La curia francesa anda desgarrándose las vestiduras y clamando a los cielos después de haber descubierto que una pequeña empresa local comercializa toda una línea de cosméticos elaborados a base de agua de Lourdes y que se promocionaba con «propiedades que tienen el poder de ayudar a apaciguar tanto el alma como el cuerpo». Sin paños calientes que valgan, los responsables del santuario han advertido muy seriamente que la explotación comercial del agua milagrosa está «estrictamente prohibida y que es contraria a la fe católica», algo a todas luces novedoso, porque hasta el momento los mercaderes del templo, muchos de ellos con sotana, no han hecho más que explotar la lotería mariana a cambio de sustanciosos ingresos económicos en un algo así como, oiga, pásese usted por aquí con su limosna, que lo mismo le toca el milagro en el próximo sorteo paranormal.
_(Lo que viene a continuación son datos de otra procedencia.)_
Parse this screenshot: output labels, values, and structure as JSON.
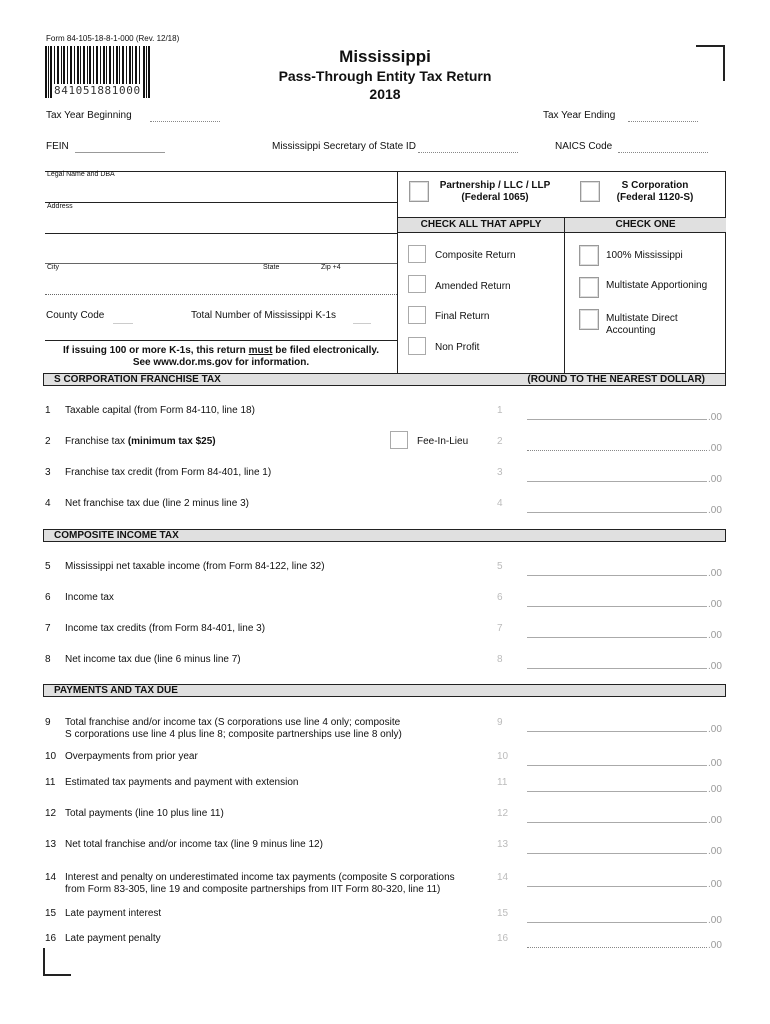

Esta empresa debería haber sabido que con las cosas del poder no se juega, que meterse en mercados ajenos es intrusismo profesional y que en cuestiones de fe el copyrigth lo tiene la Santa Madre Iglesia. Que si por algo es la institución más longeva del planeta lo es porque sus jerarcas comprendieron hace tiempo que, entre otras cosas, la fe más que montañas mueve el dinero, y que es este el que realmente hace girar el mundo.

Lástima que esos cosméticos no sean milagrosos, porque podría repartirse un poco de crema facial para aplicársela, un suponer, al bueno de Ares, para apaciguar esa alma atormentada que se niega ahora a sentarse en Aiete porque «no hay razones ni justificaciones» para ello. Habrá que rezar para ver si alguien inventa, con agua de Lourdes o sin ella, un ungüento para la mala fe.